Equilibrium thermodynamics is the systematic study of transformations of matter and energy in systems in terms of a concept called thermodynamic equilibrium. The word equilibrium implies a state of balance. Equilibrium thermodynamics, in origins, derives from analysis of the Carnot cycle. Here, typically a system, as cylinder of gas, initially in its own state of internal thermodynamic equilibrium, is set out of balance via heat input from a combustion reaction. Then, through a series of steps, as the system settles into its final equilibrium state, work is extracted.

In an equilibrium state the potentials, or driving forces, within the system, are in exact balance. A central aim in equilibrium thermodynamics is: given a system in a well-defined initial state of thermodynamic equilibrium, subject to accurately specified constraints, to calculate, when the constraints are changed by an externally imposed intervention, what the state of the system will be once it has reached a new equilibrium. An equilibrium state is mathematically ascertained by seeking the extrema of a thermodynamic potential function, whose nature depends on the constraints imposed on the system. For example, a chemical reaction at constant temperature and pressure will reach equilibrium at a minimum of its components' Gibbs free energy and a maximum of their entropy.

Equilibrium thermodynamics differs from non-equilibrium thermodynamics, in that, with the latter, the state of the system under investigation will typically not be uniform but will vary locally in those as energy, entropy, and temperature distributions as gradients are imposed by dissipative thermodynamic fluxes. In equilibrium thermodynamics, by contrast, the state of the system will be considered uniform throughout, defined macroscopically by such quantities as temperature, pressure, or volume. Systems are studied in terms of change from one equilibrium state to another; such a change is called a thermodynamic process.

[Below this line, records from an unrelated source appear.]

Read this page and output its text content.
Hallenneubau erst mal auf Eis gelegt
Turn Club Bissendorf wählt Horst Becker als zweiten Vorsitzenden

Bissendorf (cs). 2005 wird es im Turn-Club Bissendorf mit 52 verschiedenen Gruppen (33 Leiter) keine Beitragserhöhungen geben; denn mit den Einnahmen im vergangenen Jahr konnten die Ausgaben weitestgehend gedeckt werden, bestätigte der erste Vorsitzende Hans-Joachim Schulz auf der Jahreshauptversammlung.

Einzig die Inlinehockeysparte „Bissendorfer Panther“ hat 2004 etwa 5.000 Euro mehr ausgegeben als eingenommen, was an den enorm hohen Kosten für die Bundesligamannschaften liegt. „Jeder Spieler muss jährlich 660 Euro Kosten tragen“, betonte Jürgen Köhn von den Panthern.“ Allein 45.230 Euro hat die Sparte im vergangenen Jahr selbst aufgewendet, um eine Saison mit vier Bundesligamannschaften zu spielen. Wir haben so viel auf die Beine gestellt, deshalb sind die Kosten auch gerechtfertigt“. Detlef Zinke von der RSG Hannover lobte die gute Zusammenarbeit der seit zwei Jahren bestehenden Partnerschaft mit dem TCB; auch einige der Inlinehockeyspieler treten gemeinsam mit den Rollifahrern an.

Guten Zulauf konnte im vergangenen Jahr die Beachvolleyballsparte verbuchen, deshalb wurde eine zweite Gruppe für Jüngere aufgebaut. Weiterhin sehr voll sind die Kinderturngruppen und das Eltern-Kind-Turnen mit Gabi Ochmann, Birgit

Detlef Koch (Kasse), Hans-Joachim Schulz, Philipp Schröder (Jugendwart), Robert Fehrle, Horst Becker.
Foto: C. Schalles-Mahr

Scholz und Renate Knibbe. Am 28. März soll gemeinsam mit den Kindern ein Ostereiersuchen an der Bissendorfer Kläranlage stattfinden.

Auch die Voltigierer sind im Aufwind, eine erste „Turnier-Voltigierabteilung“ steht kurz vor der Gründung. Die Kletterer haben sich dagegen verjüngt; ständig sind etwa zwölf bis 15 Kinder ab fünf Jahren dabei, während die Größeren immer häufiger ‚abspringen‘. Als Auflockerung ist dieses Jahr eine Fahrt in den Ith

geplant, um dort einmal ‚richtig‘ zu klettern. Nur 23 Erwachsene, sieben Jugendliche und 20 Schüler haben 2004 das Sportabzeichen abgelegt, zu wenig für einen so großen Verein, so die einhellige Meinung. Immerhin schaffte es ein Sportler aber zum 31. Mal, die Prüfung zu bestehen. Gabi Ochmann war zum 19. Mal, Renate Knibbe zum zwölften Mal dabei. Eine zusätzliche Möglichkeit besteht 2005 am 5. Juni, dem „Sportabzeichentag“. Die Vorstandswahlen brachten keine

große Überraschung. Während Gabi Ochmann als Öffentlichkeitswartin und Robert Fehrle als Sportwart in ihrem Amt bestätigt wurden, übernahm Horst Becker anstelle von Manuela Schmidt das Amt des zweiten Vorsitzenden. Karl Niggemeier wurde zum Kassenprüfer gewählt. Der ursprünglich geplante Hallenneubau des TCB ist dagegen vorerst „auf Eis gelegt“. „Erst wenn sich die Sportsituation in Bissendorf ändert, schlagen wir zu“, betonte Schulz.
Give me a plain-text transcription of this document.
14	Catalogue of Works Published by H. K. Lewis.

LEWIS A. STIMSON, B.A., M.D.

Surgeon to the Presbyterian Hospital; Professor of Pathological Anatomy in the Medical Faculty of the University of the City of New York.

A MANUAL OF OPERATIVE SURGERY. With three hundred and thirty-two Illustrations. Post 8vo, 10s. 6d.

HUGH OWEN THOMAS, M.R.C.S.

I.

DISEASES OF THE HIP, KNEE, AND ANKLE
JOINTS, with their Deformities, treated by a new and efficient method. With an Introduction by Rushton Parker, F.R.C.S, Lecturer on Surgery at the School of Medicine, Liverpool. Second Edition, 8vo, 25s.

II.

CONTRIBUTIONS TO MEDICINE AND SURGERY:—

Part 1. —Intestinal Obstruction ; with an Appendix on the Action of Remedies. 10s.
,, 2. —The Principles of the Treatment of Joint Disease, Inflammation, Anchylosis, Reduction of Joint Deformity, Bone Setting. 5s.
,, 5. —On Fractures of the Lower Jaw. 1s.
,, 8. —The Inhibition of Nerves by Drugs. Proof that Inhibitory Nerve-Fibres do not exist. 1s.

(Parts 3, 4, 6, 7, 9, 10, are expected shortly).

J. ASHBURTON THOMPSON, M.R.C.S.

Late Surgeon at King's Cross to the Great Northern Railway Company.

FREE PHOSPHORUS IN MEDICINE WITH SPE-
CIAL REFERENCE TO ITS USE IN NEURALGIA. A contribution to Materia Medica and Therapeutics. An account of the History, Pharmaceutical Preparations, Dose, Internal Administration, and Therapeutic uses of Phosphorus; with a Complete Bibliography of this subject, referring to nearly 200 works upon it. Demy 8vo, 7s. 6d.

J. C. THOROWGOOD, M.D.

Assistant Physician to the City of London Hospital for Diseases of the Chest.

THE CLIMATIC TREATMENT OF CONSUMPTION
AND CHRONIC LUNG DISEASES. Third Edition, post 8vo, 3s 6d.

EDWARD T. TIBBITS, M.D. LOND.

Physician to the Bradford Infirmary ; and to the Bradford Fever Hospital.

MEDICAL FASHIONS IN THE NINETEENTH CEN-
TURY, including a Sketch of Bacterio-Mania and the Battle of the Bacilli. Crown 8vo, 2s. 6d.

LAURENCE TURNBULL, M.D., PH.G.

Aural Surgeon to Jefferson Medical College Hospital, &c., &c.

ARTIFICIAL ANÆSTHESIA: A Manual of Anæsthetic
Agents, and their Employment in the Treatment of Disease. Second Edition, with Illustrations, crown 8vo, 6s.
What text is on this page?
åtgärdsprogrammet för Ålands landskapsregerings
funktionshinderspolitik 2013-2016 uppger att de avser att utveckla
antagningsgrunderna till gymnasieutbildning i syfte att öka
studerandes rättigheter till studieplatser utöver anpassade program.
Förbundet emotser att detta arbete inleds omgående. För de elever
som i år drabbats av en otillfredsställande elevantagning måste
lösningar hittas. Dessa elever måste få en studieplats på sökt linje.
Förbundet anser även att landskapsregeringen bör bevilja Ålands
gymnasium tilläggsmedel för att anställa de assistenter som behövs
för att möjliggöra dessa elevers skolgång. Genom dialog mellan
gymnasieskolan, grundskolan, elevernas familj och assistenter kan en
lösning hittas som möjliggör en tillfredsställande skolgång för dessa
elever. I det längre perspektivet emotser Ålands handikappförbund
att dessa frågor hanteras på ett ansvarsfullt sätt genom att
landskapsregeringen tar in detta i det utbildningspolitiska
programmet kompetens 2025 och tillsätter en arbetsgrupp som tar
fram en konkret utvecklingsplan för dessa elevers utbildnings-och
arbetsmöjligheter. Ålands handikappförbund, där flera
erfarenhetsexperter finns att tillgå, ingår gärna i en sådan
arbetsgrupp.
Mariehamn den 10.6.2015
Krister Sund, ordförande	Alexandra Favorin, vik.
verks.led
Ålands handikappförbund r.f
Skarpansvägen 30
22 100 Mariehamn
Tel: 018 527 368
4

Ruppeiner geometry is a type of information geometry used to study thermodynamics. It claims that thermodynamic systems can be represented by Riemannian geometry, and that statistical properties can be derived from the model. This geometrical model is based on the idea that there exist equilibrium states which can be represented by points on two-dimensional surface and the distance between these equilibrium states is related to the fluctuation between them.